Carole Osborne founded Aidos to safeguard the identities of staff and pupils in photos on school websites and social media.
Its software uses AI to scan images uploaded by schools and anonymise the faces of students.
She says 150 institutions across the country, including several in Norfolk, are on the waiting list to use the tech, which is launching later this month.
Aidos uses AI to scan images of students uploaded by schools before generating new versions that anonymise the faces of students (Image: Supplied)
The “growing threat”, she says, is that pictures of children are being “stolen” by criminals and photoshopped onto pornographic material, which they are then threatening to upload to what is known as the dark web.
Miss Osborne has been working with schools which she claims have reported being blackmailed to pay thousands of pounds via cryptocurrency to prevent explicit content from being posted online.
The Norwich mother of two teenage daughters said she first found out about the issue while working with schools for her creative agency, Borne.
She said many schools have told her that they have stopped posting images on their websites and social media altogether out of fear of falling victim to extortion.

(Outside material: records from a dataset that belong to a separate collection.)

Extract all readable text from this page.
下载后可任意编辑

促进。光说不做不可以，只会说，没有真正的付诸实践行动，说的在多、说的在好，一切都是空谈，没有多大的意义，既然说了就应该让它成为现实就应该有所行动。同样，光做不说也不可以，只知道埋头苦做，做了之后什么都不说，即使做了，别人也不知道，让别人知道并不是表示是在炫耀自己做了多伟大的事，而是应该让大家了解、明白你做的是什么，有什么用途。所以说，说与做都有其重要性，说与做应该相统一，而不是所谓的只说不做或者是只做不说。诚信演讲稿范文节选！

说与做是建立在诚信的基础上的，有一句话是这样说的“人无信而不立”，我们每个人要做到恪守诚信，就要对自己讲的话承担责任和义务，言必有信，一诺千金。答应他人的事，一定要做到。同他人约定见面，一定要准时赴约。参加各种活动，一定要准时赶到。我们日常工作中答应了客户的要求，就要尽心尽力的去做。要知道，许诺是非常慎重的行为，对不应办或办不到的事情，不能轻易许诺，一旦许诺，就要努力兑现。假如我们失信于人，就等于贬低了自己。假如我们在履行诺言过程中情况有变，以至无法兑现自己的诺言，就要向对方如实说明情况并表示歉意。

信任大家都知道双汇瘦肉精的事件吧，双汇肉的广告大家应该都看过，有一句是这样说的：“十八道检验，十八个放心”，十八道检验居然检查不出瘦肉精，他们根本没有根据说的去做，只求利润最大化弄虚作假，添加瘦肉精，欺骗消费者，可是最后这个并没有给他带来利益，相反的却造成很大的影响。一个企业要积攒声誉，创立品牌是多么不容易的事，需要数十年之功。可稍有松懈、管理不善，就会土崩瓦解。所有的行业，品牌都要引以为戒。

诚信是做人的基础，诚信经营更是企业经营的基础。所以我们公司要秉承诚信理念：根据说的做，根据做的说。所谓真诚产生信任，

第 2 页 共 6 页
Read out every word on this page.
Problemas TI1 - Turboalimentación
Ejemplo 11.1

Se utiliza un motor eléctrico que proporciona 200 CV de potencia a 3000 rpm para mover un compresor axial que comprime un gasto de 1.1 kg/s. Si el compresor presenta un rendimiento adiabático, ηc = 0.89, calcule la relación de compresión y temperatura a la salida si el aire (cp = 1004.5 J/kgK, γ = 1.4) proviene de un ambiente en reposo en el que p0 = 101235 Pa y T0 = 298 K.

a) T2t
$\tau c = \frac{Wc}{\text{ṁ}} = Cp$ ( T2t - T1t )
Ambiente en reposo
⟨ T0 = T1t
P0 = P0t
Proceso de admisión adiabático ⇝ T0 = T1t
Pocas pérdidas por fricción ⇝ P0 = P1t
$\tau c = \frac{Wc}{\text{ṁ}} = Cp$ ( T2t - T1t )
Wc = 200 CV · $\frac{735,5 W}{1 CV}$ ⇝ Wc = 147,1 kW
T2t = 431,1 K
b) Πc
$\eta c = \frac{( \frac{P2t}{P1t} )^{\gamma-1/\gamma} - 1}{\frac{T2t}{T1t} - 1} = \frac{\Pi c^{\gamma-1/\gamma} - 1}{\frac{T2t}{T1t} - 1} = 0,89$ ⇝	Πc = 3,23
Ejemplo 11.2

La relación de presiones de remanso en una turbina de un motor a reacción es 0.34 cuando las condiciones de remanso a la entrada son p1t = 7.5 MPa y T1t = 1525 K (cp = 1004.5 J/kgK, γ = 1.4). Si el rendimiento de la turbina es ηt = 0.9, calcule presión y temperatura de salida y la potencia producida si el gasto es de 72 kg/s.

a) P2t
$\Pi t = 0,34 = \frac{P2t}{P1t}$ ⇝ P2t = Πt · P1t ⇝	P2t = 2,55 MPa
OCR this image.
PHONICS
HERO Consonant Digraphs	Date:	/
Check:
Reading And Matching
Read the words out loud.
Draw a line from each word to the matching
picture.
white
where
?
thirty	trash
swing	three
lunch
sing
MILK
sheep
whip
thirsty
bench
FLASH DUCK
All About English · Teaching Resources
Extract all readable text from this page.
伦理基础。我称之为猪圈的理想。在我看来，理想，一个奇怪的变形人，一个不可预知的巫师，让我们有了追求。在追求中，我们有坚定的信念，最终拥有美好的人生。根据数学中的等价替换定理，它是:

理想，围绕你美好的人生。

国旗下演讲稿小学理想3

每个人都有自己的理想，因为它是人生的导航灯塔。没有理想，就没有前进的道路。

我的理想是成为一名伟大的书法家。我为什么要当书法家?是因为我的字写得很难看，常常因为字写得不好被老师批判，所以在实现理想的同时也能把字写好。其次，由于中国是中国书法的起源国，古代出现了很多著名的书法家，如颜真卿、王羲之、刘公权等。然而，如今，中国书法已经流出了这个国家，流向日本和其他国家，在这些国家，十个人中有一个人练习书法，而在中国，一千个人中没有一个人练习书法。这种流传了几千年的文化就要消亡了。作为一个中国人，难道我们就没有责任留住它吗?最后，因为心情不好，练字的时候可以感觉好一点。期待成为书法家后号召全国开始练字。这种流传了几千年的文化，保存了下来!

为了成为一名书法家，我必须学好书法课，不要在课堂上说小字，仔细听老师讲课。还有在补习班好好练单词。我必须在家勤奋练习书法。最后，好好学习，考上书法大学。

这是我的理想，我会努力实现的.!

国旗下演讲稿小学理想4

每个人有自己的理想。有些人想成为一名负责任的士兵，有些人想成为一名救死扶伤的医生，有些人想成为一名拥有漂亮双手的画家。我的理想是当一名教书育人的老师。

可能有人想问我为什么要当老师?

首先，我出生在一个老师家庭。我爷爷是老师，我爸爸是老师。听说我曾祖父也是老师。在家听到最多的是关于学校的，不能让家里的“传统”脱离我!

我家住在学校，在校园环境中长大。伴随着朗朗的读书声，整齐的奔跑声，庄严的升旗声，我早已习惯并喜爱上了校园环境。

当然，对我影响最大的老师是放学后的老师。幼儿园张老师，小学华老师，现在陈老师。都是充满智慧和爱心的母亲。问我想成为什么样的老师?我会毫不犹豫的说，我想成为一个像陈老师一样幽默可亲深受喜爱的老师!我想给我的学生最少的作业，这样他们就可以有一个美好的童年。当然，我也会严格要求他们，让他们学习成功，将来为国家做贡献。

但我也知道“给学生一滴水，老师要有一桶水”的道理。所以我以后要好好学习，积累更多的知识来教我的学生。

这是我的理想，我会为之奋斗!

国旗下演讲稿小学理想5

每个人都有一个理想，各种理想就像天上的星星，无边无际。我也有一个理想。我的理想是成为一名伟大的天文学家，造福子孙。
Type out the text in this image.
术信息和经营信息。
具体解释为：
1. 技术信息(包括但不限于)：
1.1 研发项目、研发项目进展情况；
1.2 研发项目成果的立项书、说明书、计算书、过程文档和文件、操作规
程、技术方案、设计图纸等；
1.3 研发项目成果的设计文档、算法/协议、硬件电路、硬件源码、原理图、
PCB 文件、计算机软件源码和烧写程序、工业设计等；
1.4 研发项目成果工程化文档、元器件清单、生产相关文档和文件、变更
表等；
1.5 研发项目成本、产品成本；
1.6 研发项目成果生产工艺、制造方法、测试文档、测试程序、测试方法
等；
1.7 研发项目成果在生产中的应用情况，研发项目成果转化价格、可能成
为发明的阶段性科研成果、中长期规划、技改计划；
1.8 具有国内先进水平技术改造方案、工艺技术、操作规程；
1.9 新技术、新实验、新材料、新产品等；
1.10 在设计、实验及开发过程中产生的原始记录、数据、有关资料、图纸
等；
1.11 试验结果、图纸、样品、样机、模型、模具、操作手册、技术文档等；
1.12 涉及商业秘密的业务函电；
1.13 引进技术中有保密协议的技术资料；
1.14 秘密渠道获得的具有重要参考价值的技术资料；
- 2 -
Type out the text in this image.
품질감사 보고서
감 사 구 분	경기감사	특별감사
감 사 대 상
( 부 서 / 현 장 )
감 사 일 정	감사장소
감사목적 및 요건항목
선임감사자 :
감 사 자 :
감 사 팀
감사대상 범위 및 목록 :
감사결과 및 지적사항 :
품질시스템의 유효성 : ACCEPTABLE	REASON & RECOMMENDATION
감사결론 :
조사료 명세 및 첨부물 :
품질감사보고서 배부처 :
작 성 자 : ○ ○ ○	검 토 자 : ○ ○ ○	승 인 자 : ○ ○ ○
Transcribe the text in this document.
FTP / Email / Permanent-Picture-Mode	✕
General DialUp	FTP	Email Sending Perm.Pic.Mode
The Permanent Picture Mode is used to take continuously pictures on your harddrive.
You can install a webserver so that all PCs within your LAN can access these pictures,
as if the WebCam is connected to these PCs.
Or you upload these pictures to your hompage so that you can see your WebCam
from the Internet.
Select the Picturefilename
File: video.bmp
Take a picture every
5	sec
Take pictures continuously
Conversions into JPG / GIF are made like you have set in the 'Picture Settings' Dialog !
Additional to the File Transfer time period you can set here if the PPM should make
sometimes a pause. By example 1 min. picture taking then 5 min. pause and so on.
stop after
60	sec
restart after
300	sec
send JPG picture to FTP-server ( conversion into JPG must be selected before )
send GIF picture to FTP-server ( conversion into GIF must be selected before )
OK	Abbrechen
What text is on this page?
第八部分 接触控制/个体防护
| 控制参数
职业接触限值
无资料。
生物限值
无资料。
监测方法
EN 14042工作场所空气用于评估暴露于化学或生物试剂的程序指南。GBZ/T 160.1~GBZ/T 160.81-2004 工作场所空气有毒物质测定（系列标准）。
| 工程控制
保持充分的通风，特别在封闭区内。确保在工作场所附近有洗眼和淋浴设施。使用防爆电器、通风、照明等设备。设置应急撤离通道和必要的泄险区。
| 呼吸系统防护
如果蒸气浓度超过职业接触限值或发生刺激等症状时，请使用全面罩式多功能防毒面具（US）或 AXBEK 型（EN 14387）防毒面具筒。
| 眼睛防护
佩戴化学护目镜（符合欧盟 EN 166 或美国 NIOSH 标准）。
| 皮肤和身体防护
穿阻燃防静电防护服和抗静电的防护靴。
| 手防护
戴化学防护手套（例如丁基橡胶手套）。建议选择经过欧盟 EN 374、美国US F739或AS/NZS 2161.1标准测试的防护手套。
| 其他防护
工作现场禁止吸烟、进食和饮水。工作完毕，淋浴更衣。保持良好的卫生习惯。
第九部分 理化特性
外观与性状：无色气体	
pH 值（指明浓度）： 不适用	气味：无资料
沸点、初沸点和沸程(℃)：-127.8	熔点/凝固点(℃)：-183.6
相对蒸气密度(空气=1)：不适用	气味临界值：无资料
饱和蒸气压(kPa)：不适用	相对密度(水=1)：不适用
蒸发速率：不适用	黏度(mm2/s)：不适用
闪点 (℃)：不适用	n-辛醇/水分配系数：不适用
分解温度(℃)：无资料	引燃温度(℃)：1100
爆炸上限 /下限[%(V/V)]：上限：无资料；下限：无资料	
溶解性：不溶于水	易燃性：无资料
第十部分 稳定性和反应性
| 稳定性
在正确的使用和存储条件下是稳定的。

She declined to reveal which Norfolk schools she is currently working with and which had already been targeted by criminals.
Carole Osborne, Aidos founder and CEO (Image: Supplied)
Schools will pay an annual subscription for access to Aidos’ software, which generates new, unidentifiable images of students – which have been slightly distorted by AI to change their features – while keeping the setting, context and expressions in photos.
“It’s a growing threat,” Miss Osborne said.
“Schools still want to be able to market themselves and their culture because it is important for parents to be able to look at school websites and see whether the culture fits them, and that children are having fun and are safe.
“They want to be able to retain that, but don’t want the faces of children being put at risk.
“We’re seeing children fearing that their image is being circulated on the dark web. They could be walking down the road and suddenly somebody could look at them for too long and they automatically think ‘have they seen the image of me?’
“They will also try to look for the image of themselves on the dark web. You can imagine the stuff that they are seeing on there and exposing themselves to.”
An example of an original image uploaded by schools compared to an image protected by Aidos (Image: Supplied)
It is not only children being targeted. Alderman Peel High School, in Wells, contacted Norfolk Police earlier this month after fake profiles of staff were posted on a sex website and began circulating among students and parents.
Believing the profiles were genuine, parents contacted the school to complain. The chief executive of the Wensum Trust, which runs the school, wrote to parents to confirm the profiles are fake.
The Internet Watch Foundation (IWF) is working to eliminate child sexual abuse imagery online.
It says that without urgent intervention AI tools will become “child sexual abuse machines”.
Its analysts have seen a “dangerous” and “frightening” 26,362pc rise in photo-realistic AI videos of child sexual abuse, which often include real and recognisable child victims.
In 2025, the IWF discovered 3,440 AI videos of child sexual abuse compared to just 13 in 2024.